Monday, October 31, 2016

What about those Praying Crows...

I'm working up to working on a quilt.  Designs have been rolling around in my head for months.  A few weeks ago I began touching cloth.  I know I want to use this slip which has been in my stash for years.  It was among my oldest Aunts items years after she passed and right before her daughter made the decision to "let it go".  In my eyes it was the last tie we had to rural life.  But none in our family were interested in farming or even renting the land out to other farmers.

Here is the slip with the praying crows I thought I would be using.


I ex-nayed the crows for now but am making hexies as part of the design. And drawing and some writing on the quilt will be involved.  The working title is "Something Beautiful".  It is my emotional response to so much heaviness and injustice.  It will be a take on the phrase #BlackGirlMagic.  
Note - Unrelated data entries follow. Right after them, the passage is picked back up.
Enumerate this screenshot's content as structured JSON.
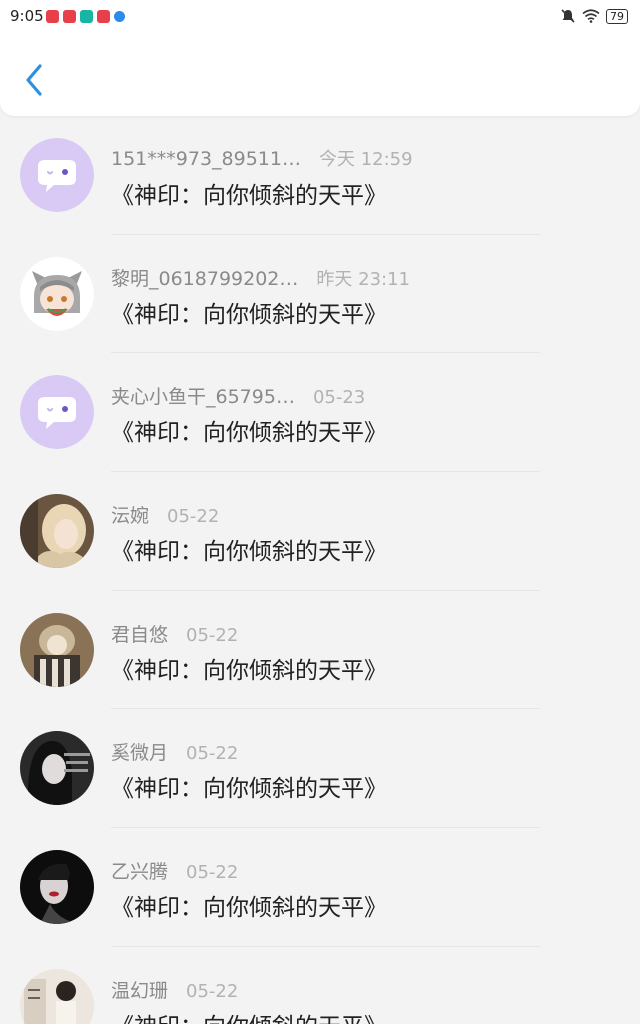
{
  "status_bar": {
    "time": "9:05",
    "battery": "79",
    "icons": [
      "app-notification-icon",
      "app-notification-icon",
      "app-notification-icon",
      "app-notification-icon",
      "app-notification-icon",
      "mute-icon",
      "wifi-icon",
      "battery-icon"
    ]
  },
  "header": {
    "back_icon": "chevron-left-icon",
    "accent_color": "#2f8fe0"
  },
  "comments": [
    {
      "name": "151***973_89511…",
      "time": "今天 12:59",
      "title": "《神印：向你倾斜的天平》",
      "avatar": "default-chat-avatar"
    },
    {
      "name": "黎明_0618799202…",
      "time": "昨天 23:11",
      "title": "《神印：向你倾斜的天平》",
      "avatar": "anime-catgirl-avatar"
    },
    {
      "name": "夹心小鱼干_65795…",
      "time": "05-23",
      "title": "《神印：向你倾斜的天平》",
      "avatar": "default-chat-avatar"
    },
    {
      "name": "沄婉",
      "time": "05-22",
      "title": "《神印：向你倾斜的天平》",
      "avatar": "photo-avatar"
    },
    {
      "name": "君自悠",
      "time": "05-22",
      "title": "《神印：向你倾斜的天平》",
      "avatar": "photo-avatar"
    },
    {
      "name": "奚微月",
      "time": "05-22",
      "title": "《神印：向你倾斜的天平》",
      "avatar": "photo-avatar"
    },
    {
      "name": "乙兴腾",
      "time": "05-22",
      "title": "《神印：向你倾斜的天平》",
      "avatar": "photo-avatar"
    },
    {
      "name": "温幻珊",
      "time": "05-22",
      "title": "《神印：向你倾斜的天平》",
      "avatar": "photo-avatar"
    }
  ]
}
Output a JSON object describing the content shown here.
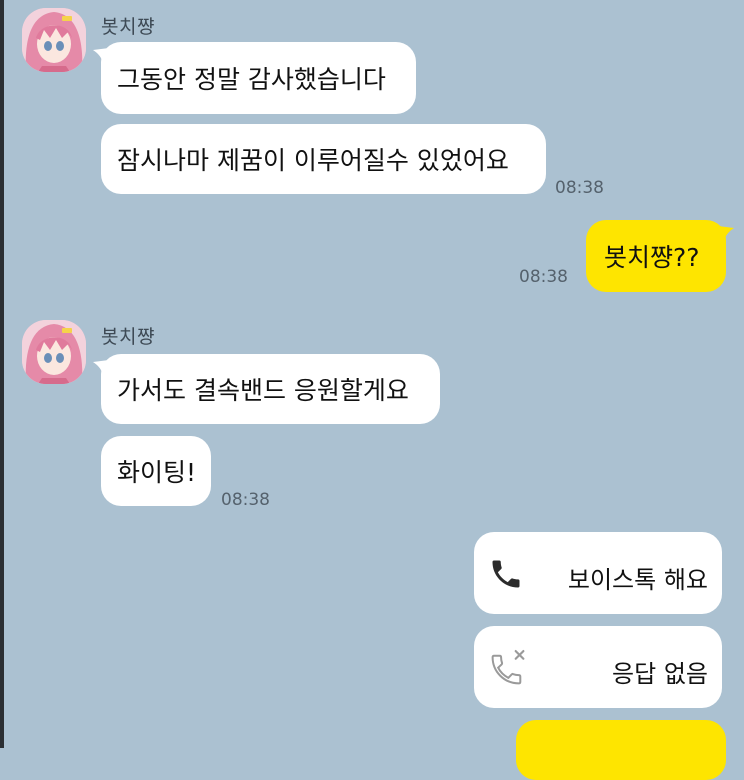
{
  "chat": {
    "sender_name": "봇치쨩",
    "icons": {
      "avatar": "bocchi-avatar",
      "voicetalk": "phone-icon",
      "missed": "phone-missed-icon"
    },
    "colors": {
      "background": "#abc1d1",
      "incoming_bubble": "#ffffff",
      "outgoing_bubble": "#fee500"
    },
    "group1": {
      "sender": "봇치쨩",
      "messages": [
        "그동안 정말 감사했습니다",
        "잠시나마 제꿈이 이루어질수 있었어요"
      ],
      "time": "08:38"
    },
    "outgoing1": {
      "text": "봇치쨩??",
      "time": "08:38"
    },
    "group2": {
      "sender": "봇치쨩",
      "messages": [
        "가서도 결속밴드 응원할게요",
        "화이팅!"
      ],
      "time": "08:38"
    },
    "call1": {
      "label": "보이스톡 해요"
    },
    "call2": {
      "label": "응답 없음"
    }
  }
}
Above is the beginning sketch for the quilt which was preceded by writing about my vision. The writing helps me navigate the competing ideas in my head and arrive at at centered intent.  It also helps me make and understand my decisions to alter things in the process.  The only time I don't journal is when I'm doing a quilt filled with mark making and exploring colour and abstract.  Those quilts have been driven by processes of moving while handling the cloth and paints and tools for marks.  Picture.narrative quilts are driven by the finished quilt and are not my favorite quilts to get out of my head.  I was kinda hoping that this one would turn but that slip (and the crows) have been whispering at me for years.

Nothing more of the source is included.